Around the world, perhaps 1 billion people are afflicted with neglected infectious diseases. A team from the University at Buffalo is working with scientists from a series of poor countries and a Spanish pharmaceutical company to change some of that.
At stake are diseases most have never heard of, diseases like dengue, Zika and Chikungunya. In many cases, there are drugs for treatment of these neglected diseases, but they are so expensive poorer countries simply can't afford them.
So UB's Center for Integrated Biomedical Sciences is working with researchers to come up with cheap generic antiviral drugs. That's also where Avida Biotech comes in. The company was set up to develop cheap generics for the Third World.
UB Distinguished Professor of Pharmacy Gene Morse said there is a big role for other universities.
"I don't have UB graduate students, but I do have graduate students and post-doctoral fellows that are in these universities, for example, the University of the West Indies or the University of Zimbabwe. They are part of our NIH-Fogarty International Center programs and so they get mentoring from us and we work with their faculty," Morse said.

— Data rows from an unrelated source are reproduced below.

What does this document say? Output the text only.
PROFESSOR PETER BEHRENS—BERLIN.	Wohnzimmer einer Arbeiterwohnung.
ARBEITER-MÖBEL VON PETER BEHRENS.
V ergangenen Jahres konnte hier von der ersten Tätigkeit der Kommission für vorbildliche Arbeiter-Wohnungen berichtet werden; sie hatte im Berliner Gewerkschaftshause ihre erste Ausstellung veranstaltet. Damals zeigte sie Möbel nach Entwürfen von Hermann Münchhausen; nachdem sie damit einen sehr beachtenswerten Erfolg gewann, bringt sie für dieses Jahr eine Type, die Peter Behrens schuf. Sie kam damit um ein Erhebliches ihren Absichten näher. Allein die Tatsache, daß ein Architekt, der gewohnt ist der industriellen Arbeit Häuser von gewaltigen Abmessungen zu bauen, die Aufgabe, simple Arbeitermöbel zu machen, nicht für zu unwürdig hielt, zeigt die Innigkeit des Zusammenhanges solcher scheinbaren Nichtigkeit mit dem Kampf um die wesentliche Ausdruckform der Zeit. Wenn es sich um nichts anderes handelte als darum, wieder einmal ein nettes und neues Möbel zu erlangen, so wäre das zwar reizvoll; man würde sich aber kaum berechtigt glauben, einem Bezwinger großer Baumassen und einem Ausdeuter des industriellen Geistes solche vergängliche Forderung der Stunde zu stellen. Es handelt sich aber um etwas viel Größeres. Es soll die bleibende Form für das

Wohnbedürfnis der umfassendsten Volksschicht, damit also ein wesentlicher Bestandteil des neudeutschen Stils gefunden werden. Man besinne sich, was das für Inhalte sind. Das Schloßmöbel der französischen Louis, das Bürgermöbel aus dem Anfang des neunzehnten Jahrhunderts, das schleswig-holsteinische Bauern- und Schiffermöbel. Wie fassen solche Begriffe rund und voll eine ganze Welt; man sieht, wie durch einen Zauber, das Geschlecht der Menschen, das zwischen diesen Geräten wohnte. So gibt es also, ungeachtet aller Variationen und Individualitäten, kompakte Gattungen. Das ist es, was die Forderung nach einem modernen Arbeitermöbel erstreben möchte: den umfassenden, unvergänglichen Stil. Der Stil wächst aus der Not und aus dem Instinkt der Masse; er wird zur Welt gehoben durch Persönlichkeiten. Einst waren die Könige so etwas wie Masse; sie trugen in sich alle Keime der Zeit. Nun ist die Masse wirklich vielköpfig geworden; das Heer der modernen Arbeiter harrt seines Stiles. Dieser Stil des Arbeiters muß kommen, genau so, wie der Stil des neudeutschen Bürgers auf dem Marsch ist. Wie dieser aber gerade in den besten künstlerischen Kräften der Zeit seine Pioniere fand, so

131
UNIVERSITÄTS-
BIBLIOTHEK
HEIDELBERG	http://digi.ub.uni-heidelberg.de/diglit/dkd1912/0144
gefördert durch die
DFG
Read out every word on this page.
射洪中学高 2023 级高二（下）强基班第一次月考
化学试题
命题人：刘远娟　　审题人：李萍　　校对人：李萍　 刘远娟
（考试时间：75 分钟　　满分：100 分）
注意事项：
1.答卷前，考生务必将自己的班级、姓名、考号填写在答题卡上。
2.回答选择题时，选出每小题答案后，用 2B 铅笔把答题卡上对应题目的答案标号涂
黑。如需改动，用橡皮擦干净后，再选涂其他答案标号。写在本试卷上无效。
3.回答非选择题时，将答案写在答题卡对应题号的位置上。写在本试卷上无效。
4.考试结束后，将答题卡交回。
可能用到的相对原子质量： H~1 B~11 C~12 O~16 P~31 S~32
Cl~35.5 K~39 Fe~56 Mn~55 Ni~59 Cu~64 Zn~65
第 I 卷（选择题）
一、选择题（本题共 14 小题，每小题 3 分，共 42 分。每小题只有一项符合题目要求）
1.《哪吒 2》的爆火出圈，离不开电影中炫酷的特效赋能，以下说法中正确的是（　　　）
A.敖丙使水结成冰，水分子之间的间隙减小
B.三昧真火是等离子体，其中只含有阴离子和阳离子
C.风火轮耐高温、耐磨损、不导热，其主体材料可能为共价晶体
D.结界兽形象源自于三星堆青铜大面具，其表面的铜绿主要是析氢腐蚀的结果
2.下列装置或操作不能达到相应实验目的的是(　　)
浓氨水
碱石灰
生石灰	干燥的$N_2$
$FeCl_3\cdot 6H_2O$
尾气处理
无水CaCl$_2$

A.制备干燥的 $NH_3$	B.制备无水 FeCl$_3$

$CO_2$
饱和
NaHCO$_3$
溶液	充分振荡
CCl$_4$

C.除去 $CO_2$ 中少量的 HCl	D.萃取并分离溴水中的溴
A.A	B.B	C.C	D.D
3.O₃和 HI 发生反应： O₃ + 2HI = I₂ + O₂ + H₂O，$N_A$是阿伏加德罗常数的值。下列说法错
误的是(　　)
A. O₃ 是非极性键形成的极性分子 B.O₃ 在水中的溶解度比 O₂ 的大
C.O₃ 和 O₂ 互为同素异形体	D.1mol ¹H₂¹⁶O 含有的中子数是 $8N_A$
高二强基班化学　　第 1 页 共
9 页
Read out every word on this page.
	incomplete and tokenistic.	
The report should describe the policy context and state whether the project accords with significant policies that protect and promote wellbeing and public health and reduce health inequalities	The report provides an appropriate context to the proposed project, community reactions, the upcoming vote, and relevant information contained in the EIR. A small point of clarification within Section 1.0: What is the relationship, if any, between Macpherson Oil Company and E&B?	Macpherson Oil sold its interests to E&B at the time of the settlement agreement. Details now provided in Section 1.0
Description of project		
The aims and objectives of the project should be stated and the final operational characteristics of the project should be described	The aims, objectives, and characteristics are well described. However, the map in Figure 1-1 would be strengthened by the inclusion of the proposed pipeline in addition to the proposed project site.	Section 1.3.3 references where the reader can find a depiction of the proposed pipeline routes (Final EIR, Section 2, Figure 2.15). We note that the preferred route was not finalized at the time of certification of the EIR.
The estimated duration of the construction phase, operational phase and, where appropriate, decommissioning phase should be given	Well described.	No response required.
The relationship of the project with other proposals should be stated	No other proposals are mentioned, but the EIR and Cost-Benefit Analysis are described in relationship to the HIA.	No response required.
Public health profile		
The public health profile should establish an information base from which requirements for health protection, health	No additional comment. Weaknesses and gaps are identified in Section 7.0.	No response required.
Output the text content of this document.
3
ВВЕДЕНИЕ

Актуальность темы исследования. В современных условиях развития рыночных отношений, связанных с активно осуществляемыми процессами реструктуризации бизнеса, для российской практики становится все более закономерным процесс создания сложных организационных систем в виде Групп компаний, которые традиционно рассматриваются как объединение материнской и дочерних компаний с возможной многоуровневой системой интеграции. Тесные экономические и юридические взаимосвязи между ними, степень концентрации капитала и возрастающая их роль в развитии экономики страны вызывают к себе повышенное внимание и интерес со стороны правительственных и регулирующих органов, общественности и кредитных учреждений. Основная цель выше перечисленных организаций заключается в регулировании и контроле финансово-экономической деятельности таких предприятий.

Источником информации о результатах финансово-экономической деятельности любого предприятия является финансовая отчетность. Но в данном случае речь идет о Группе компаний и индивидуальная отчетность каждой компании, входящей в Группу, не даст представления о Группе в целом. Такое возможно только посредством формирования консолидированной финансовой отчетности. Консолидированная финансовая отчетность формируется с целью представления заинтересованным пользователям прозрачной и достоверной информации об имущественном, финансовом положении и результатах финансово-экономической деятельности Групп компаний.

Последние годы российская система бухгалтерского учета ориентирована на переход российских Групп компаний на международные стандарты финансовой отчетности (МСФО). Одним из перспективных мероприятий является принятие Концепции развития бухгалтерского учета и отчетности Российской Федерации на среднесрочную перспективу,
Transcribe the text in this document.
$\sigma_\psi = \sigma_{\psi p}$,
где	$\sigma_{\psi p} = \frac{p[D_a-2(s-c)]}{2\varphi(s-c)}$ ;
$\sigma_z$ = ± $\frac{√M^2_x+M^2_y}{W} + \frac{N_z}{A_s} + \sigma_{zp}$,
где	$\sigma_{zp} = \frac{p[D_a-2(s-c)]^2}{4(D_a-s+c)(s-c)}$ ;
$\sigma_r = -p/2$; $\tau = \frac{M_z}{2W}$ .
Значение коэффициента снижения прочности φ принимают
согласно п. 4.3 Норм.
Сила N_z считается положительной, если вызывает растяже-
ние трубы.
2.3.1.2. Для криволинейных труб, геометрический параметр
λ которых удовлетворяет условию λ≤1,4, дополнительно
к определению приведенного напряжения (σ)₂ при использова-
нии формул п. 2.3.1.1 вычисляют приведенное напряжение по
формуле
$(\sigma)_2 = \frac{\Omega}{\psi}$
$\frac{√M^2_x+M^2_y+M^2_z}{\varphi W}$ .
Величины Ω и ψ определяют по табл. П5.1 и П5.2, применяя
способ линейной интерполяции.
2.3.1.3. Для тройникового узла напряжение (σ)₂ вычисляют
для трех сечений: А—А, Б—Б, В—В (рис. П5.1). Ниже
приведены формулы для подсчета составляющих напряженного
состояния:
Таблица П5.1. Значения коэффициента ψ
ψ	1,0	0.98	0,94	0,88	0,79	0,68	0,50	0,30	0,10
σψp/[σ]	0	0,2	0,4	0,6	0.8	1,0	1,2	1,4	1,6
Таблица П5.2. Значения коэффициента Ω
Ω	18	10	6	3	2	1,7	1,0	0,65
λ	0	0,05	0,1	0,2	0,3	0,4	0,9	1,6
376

Those are people familiar with the effect of the target diseases and may have seen the effect on a country and its economy of workers who can't produce fully because diseases drain those workers.
Morse said there are also overall public health issues, like dealing with the mosquitoes that transmit many of the most damaging diseases. He said there is lots of research going on to find out what viruses might be living in mosquitoes in order to anticipate new infections.